Sew the inner pieces to the large top piece. This will hold everything in place for the rest of the sewing. It also means the water resistant back piece doesn't get pierced by the channels sewn down the middle of the pad.
I stack the pieces - first, the pink flannel outer piece (right side down), then the two inner batting pieces, then the pink flannel inner piece. You don't need the large floral outer piece yet.
I line them up carefully, making sure there is a margin around the whole stack of inner pieces. I pin these together.
With the inner side facing up, as in the picture above, I first sew a medium zig-zag down the center of the stack. (The pic is of another version, in different fabric, but should give you the basic idea.) This line of stitching will channel fluds to the center of the pad, and help to minimize bunching. (I use the "2" zig-zag width on my machine, which is about half the maximum setting.) I hold both ends of the pad and pull it taut while it goes through the machine, so that the fabric does not "creep" as I sew. I do not pull the fabric through the machine, as that would bend the needle. Instead, I hold the fabric taut, and let the machine pull it through.
Once I've sewn the middle line of stitching, I continue all around the edge of the stack. It doesn't have to be right on the edge - in about 1/4" works well. The goal of this step is to anchor the edges of the inner stack to the outer piece to minimize bunching. It will also help the pad's wings to fold properly.
Once I am finished stitching, I flip it over, so the outer side is facing up. It looks like the picture below. This will be the top of the finished pad.
Now I get the floral PUL outer piece. I flip it over - the white side is the back. Then I place the floral PUL outer piece on top of the pink flannel outer piece, right sides together. (The right sides of the two outer pieces will be facing each other.) I pin the pieces together, putting the pins only in the seam allowance area so that I don't pierce a hole in the main part of the PUL.
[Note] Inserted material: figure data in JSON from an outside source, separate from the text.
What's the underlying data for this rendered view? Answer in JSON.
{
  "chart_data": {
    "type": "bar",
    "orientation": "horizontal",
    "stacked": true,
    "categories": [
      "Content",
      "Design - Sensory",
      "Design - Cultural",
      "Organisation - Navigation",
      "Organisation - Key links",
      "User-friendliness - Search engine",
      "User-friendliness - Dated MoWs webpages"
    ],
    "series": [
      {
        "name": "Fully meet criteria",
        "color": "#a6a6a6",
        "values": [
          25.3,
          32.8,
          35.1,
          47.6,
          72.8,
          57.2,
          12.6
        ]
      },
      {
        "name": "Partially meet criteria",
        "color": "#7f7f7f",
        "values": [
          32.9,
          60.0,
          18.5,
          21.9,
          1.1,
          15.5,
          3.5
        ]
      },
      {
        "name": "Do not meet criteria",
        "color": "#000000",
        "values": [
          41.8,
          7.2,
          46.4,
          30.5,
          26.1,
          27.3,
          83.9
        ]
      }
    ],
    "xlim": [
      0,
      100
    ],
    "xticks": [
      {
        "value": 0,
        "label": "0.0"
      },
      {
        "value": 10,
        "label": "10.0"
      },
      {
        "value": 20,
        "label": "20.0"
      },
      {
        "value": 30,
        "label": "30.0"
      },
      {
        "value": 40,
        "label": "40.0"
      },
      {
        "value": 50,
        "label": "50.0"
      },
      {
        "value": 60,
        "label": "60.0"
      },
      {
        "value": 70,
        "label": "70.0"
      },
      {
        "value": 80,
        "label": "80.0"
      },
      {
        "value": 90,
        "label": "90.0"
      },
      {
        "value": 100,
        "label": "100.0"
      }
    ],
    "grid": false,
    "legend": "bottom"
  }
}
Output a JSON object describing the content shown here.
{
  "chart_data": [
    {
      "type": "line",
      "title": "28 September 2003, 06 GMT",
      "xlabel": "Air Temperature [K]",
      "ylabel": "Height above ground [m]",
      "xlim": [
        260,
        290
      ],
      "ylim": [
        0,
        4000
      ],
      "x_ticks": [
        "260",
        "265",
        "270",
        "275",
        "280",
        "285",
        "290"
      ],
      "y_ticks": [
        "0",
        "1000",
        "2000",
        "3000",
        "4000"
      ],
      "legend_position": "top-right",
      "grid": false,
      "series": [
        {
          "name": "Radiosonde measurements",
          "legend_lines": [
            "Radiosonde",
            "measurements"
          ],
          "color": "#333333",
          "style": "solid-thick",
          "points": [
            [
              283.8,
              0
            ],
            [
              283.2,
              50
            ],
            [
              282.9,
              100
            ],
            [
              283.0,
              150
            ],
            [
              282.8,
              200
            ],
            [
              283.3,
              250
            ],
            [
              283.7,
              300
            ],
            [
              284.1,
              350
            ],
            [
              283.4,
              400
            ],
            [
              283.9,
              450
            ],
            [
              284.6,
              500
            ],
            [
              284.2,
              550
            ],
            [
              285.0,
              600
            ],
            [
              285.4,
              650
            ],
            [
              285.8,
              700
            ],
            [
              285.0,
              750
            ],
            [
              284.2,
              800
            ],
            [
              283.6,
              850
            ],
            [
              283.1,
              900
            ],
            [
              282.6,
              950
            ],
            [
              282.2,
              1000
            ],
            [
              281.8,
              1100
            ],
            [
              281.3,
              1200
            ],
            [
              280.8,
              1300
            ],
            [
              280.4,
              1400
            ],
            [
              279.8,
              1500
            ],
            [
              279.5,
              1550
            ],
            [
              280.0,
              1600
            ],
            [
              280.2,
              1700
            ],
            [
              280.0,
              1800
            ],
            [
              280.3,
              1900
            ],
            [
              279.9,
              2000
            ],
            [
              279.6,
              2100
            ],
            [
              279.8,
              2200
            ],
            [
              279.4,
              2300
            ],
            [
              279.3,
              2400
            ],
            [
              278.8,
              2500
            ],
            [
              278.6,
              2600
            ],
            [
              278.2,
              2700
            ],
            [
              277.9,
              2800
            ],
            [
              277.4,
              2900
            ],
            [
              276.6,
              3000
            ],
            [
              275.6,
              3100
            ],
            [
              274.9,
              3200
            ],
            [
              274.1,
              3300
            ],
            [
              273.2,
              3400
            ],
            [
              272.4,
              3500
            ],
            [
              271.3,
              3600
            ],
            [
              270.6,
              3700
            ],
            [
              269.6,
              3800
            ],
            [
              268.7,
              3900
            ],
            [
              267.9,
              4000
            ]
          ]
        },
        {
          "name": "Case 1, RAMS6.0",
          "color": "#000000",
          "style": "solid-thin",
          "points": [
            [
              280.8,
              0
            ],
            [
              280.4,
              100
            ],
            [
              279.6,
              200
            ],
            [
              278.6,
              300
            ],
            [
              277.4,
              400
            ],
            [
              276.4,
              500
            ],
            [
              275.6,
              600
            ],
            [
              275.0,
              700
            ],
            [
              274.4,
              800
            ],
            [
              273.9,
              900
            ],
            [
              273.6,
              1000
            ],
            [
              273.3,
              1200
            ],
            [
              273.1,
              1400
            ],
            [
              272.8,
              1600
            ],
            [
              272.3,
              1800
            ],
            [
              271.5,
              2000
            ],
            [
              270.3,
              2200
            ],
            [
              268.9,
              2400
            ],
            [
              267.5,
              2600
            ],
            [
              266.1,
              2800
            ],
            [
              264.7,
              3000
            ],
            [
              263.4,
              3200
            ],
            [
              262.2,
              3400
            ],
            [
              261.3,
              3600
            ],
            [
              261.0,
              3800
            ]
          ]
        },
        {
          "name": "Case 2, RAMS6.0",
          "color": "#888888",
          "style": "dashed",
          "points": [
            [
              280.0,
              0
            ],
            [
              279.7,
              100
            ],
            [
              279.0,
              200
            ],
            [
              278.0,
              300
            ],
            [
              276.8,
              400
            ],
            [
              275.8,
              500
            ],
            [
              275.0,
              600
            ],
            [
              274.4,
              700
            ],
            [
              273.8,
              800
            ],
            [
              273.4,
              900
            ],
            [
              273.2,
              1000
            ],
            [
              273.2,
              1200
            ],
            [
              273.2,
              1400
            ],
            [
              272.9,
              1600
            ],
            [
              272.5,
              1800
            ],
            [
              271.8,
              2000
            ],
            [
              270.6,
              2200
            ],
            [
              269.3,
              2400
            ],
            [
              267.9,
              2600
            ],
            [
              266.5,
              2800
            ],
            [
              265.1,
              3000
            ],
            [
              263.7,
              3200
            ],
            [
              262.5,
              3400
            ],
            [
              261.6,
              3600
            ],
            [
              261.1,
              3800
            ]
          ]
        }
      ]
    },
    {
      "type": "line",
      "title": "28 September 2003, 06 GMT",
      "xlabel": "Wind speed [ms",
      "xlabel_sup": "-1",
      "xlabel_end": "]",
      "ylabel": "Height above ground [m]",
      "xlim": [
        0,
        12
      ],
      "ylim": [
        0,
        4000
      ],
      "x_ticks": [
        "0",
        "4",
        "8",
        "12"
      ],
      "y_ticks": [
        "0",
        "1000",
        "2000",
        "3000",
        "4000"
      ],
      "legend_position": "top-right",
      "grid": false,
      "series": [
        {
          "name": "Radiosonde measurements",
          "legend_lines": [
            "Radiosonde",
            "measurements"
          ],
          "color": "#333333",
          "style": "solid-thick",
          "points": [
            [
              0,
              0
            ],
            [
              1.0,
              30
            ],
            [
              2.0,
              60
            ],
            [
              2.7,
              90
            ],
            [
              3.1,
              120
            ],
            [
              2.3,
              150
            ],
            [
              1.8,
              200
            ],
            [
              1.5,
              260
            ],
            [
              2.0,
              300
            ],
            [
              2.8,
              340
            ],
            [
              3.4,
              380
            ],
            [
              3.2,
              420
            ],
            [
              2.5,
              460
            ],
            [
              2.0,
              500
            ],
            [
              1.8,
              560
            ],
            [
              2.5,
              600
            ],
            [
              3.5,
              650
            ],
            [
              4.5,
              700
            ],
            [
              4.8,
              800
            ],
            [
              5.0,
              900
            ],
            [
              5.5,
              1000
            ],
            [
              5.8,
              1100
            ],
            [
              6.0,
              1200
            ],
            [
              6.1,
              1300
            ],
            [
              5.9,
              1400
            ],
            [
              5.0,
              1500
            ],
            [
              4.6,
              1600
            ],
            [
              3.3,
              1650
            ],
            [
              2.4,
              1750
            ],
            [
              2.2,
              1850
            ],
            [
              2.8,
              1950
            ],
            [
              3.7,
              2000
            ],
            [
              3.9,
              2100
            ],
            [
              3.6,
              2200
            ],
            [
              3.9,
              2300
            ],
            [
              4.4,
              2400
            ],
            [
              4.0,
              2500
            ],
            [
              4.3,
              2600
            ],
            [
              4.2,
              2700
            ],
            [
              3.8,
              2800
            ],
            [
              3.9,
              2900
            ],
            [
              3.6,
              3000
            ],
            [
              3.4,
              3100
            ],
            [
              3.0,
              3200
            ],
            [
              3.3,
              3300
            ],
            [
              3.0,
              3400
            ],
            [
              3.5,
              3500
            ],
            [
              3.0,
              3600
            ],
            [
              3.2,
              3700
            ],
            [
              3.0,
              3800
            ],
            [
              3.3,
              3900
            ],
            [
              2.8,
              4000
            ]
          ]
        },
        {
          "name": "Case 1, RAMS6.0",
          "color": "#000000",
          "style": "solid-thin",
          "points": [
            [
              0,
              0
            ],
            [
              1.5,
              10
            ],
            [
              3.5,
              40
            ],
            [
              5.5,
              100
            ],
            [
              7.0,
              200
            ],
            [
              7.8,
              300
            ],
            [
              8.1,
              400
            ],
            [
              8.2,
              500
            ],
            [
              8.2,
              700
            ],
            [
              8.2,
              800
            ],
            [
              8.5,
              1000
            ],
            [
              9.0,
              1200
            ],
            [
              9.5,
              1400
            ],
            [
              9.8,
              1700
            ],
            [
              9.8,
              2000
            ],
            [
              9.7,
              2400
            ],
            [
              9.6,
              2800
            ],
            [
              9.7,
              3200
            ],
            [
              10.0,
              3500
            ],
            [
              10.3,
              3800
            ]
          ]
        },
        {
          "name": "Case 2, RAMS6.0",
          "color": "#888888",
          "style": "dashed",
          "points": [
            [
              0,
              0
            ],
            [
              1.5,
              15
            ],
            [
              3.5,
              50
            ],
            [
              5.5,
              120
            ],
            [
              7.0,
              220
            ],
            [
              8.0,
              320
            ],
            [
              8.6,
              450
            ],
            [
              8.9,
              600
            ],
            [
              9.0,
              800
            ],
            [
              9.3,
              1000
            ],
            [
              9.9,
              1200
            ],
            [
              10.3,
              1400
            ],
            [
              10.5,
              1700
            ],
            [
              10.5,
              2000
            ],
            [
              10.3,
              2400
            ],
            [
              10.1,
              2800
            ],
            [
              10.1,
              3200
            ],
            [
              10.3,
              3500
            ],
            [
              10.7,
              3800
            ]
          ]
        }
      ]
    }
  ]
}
Flip the pad over so the inner part is on top - it will be much easier to sew this way. I then sew around the edge, using a straight stitch and a 1/4" seam allowance. I leave a 2"section unsewn, for turning, preferably on the straight part of one side. It will look like the pictures below - the first picture is inner side up, the next is the outer side up.
There will be a gap of approximately 1/4" between your seam line and the inner pad - after turning, this space will be taken up with the thickness of the inner padding and the seam allowances. If you don't leave this space, it is really hard to turn the pad and keep all of the inner layers smooth.
Now I carefully turn the pad right-side-out, though the opening I left in the side. If it doesn't turn well, I may un-turn it and trim a little bit off of some of the seam allowance, especially on the tight curves of the "wings" parts, then turn it right-side-out again. The turned pad looks like the picture below.
I straight stitch around the entire pad very close to the edge, which also closes the turning opening. I then apply a snap to each part of the wing. I double and triple check that I am putting the snap on the right way around before attaching it.
The floral part is water resistant and is the backing of the pad. The pink flannel is worn next to the skin. The wings fold back and snap to hold the pad to your undergarment. When not in use, the pad can be folded up and snapped, to put in your purse.